Some of you have so kindly asked what you can send along with me to the village. As I've told those of you who have asked: Your initial contribution is more than enough!
And I mean that.
But for those of you who persist —like one of my favorite candidates Elizabeth Warren — I recommend vegetable seed packets (heirloom, so the the plants produce new seeds for replanting) for planting zones 10-12. On my last trip in 2006, some of the farmers told me the green bean seeds I had brought them 10 years earlier were still producing. The temperature in Kasai is similar to Southern California.
The Congolese in rural communities often plant flowers around their huts, and I will be planting some of these perennial wildflowers around the school and the mission.
Vegetable and flower seeds are light and easy for me to carry.
So are mosquito nets and the string to hang them.
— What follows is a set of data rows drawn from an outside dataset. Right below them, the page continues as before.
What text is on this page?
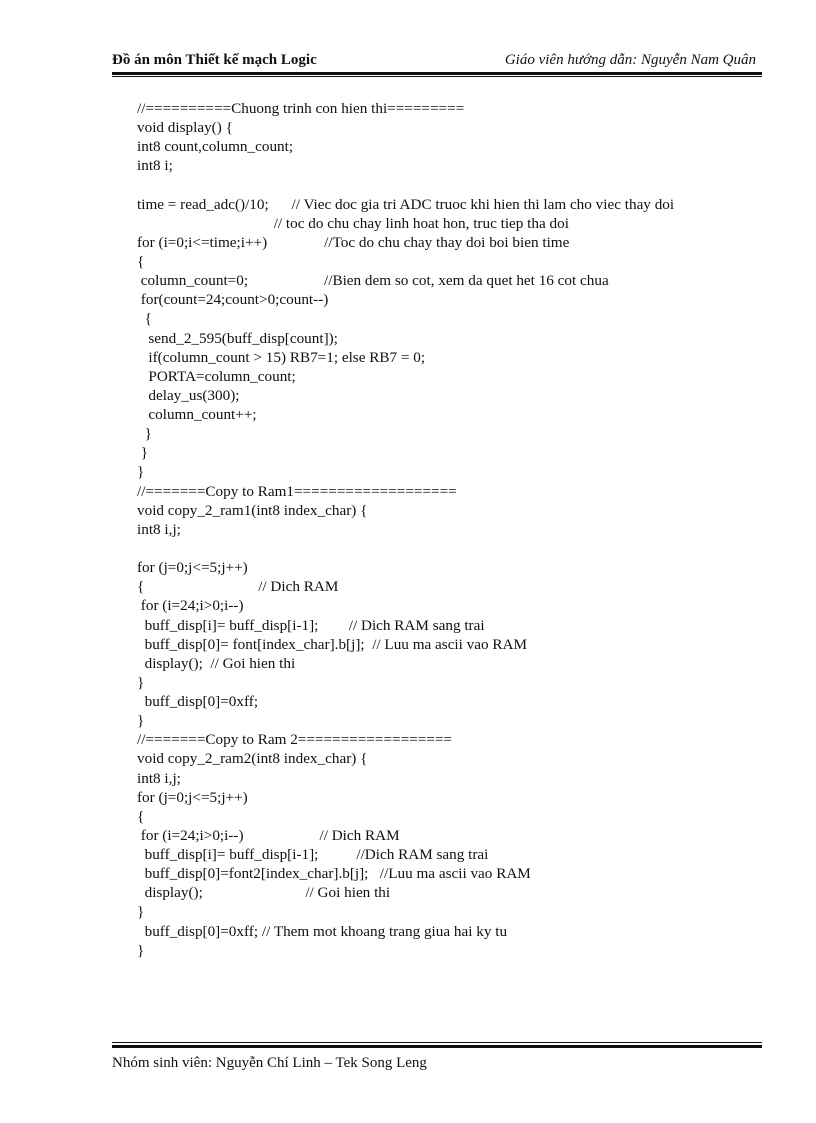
Đồ án môn Thiết kế mạch Logic	Giáo viên hướng dẫn: Nguyễn Nam Quân
//==========Chuong trinh con hien thi=========
void display() {
int8 count,column_count;
int8 i;
time = read_adc()/10;      // Viec doc gia tri ADC truoc khi hien thi lam cho viec thay doi
// toc do chu chay linh hoat hon, truc tiep tha doi
for (i=0;i<=time;i++)               //Toc do chu chay thay doi boi bien time
{
column_count=0;                    //Bien dem so cot, xem da quet het 16 cot chua
for(count=24;count>0;count--)
{
send_2_595(buff_disp[count]);
if(column_count > 15) RB7=1; else RB7 = 0;
PORTA=column_count;
delay_us(300);
column_count++;
}
}
}
//=======Copy to Ram1===================
void copy_2_ram1(int8 index_char) {
int8 i,j;
for (j=0;j<=5;j++)
{                              // Dich RAM
for (i=24;i>0;i--)
buff_disp[i]= buff_disp[i-1];        // Dich RAM sang trai
buff_disp[0]= font[index_char].b[j];  // Luu ma ascii vao RAM
display();  // Goi hien thi
}
buff_disp[0]=0xff;
}
//=======Copy to Ram 2==================
void copy_2_ram2(int8 index_char) {
int8 i,j;
for (j=0;j<=5;j++)
{
for (i=24;i>0;i--)                    // Dich RAM
buff_disp[i]= buff_disp[i-1];          //Dich RAM sang trai
buff_disp[0]=font2[index_char].b[j];   //Luu ma ascii vao RAM
display();                           // Goi hien thi
}
buff_disp[0]=0xff; // Them mot khoang trang giua hai ky tu
}
Nhóm sinh viên: Nguyễn Chí Linh – Tek Song Leng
Malaria is endemic in the Congo and nets are the best defense against the mosquito-borne disease. Kamponde had a rudimentary clinic run by the Catholic nuns, but many of the clinics were destroyed during the violence in the Kasai and I have no idea what to expect.
Many of you have expressed concern about our security on this trip. First, we are not traveling anywhere near the Ebola outbreak in northeastern Congo. The World Health Organization issued an order last week declaring the Ebola outbreak a global health emergency, which means a lot more money and people are being thrown at the virus. The outbreak is more than 500 miles from Kasai. I have followed the government and WHO response to the outbreak closely; only one case to date has made it out of the containment area.
There are still hundreds of thousands of refugees since the uprising in the Kasai began in 2016 and many villages were attacked, including Kamponde, so I do expect to find things greatly changed. But the violence has subsided. Nick and I are traveling with smart people; we will have our own Jeep and driver to take us down to Kamponde so that we have the ability to quickly change course if need be.
Finally, I wanted to share this obituary for Pierre Mambele, a beloved taxi driver known to foreign journalists since the days of Mobutu. He looks so familiar to me, but I honestly can't remember if I ever used him when I covered Congo. We all had notebooks filled with drivers, fixers and translators whom we would book before dangerous assignments. Knowing they would be waiting for us eased some of the stress.
Pierre is a classic example of the many people behind the bylines.
“Life doesn’t often introduce us to people so loyal and good-hearted,” says former New York Times correspondent Howard French, a colleague and competitor whom I greatly admired as we covered many of the same breaking stories in West Africa. “Pierre made Zaire-Congo liveable and even survivable during long, brutal stretches when it sometimes seemed anything but."